It's a Good Thing the Encyclopedia of Things the Literature on Alzheimer's Doesn't Prepare You For Is Digital -
Can You Imagine Trying to Update a Print Version Every Day?

At least my father was wearing clothes when I visited him at the home.

My brother Phil, who had visited our dad Bernard the day before, discovered that he had decided not to wear clothes. Somebody in the home had convinced him to wear a surgical gown; you can write your own jokes about what parts of his body that were exposed by that decision. When he was still living with us, my father exposed worse parts of his body to me, things that years of therapy will not make better, but this was bad enough.
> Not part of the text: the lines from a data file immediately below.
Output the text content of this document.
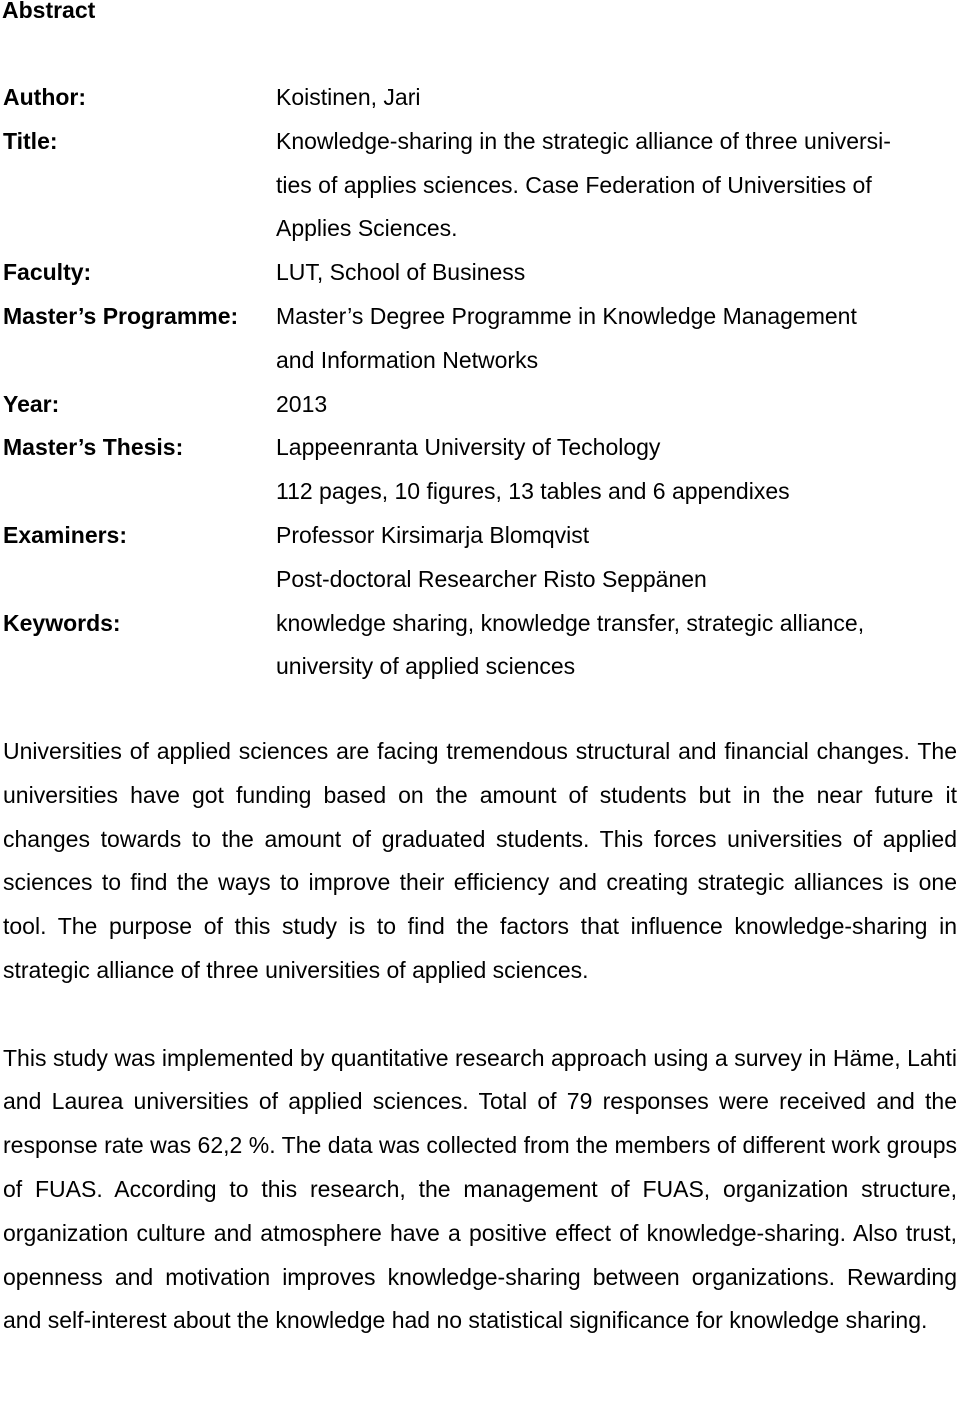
Abstract
Author:	Koistinen, Jari
Title:	Knowledge-sharing in the strategic alliance of three universi-
ties of applies sciences. Case Federation of Universities of
Applies Sciences.
Faculty:	LUT, School of Business
Master’s Programme:	Master’s Degree Programme in Knowledge Management
and Information Networks
Year:	2013
Master’s Thesis:	Lappeenranta University of Techology
112 pages, 10 figures, 13 tables and 6 appendixes
Examiners:	Professor Kirsimarja Blomqvist
Post-doctoral Researcher Risto Seppänen
Keywords:	knowledge sharing, knowledge transfer, strategic alliance,
university of applied sciences

Universities of applied sciences are facing tremendous structural and financial changes. The universities have got funding based on the amount of students but in the near future it changes towards to the amount of graduated students. This forces universities of applied sciences to find the ways to improve their efficiency and creating strategic alliances is one tool. The purpose of this study is to find the factors that influence knowledge-sharing in strategic alliance of three universities of applied sciences.

This study was implemented by quantitative research approach using a survey in Häme, Lahti and Laurea universities of applied sciences. Total of 79 responses were received and the response rate was 62,2 %. The data was collected from the members of different work groups of FUAS. According to this research, the management of FUAS, organization structure, organization culture and atmosphere have a positive effect of knowledge-sharing. Also trust, openness and motivation improves knowledge-sharing between organizations. Rewarding and self-interest about the knowledge had no statistical significance for knowledge sharing.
As I watched him roam around the common area of the home, trying to engage elderly people in wheelchairs who were trying to sleep in conversation, it occurred to me that he was beyond the politics of the moment. He was, for instance, blissfully unaware of the imminent demise of the American democratic experiment. Sucks being somebody trying to sleep, but kind of good for him.

We should all be that blissfully unaware.

My father seemed to be hungry while I was there. He tried to take half a sandwich off a tray in front of one of the other people in the home. The person did not seem to be aware of the food - for all I know, it could have materialized there out of the quantum foam a moment before my father saw it. Still. I did my best to steer him away from sandwichnapping; you never know when the food will be on the other tray.

Soon after, he became fascinated with a fruit cup on one of the mobile nurse's stations. I gathered that it contained drugs for a patient, which would explain why the attendant was so loath to let my father have it. Eventually, a different fruit cup was procured for my dad. He ate half of it, then tried to give it away to other residents, none of whom seemed all that enthusiastic about the offer. (Twenty minutes later, I would reintroduce the fruit cup to him, which he would enthusiastically finish. In elder care, as in comedy, timing is everything.)

Was my father being an altruist or a spoiled child who, after demanding being given something for several minutes, grows bored with it seconds after getting it? I leave it to better minds than mine to judge. I will say, though, that, in his primal quest for sustenance, my father was clearly not thinking about how global climate change would soon make the planet uninhabitable for human beings. Don't you wish you could stop thinking about it? I know I do.

Bernard was restless during my visit. I did my best to steer him towards his own room, but he would sit on the bed in his Martyred Elder pose (hunched over, his face in his hand, quiet moaning optional) for a couple of seconds, then get up and walk out of the room again.

I would do my best to restrain him when my father tried to enter the rooms of other residents, putting a gentle hand on his shoulder. This worked the first couple of times, but eventually he grew belligerent, forcing me to relent. Fortunately, the rooms he entered were empty, so there were no witnesses to my mortification.

What was he looking for? Clues to who he used to be? Ways of getting back to the life he used to live? A sandwich? Like Yoda, a mind being eaten away by Alzheimer's Disease is inscrutable.

On one of his circuits through the hallways, my dad stopped in front of four garbage bins and raised a couple of their lids. What was he looking for? Clues to how he ended up living in this home? Ways of overcoming his memory loss? A fruit cup? Like god, his mind works in mysterious ways.

My dad's searching kept him busy, of course. While he was engaged in it, he wasn't contemplating the horrendous war crimes Russia had committed in Ukraine, or the moral quandary Israel's genocidal treatment of Palestinians posed for diaspora Jews, or...or..or. If it weren't for the whole loss of personal identity thing, his condition would almost be enviable.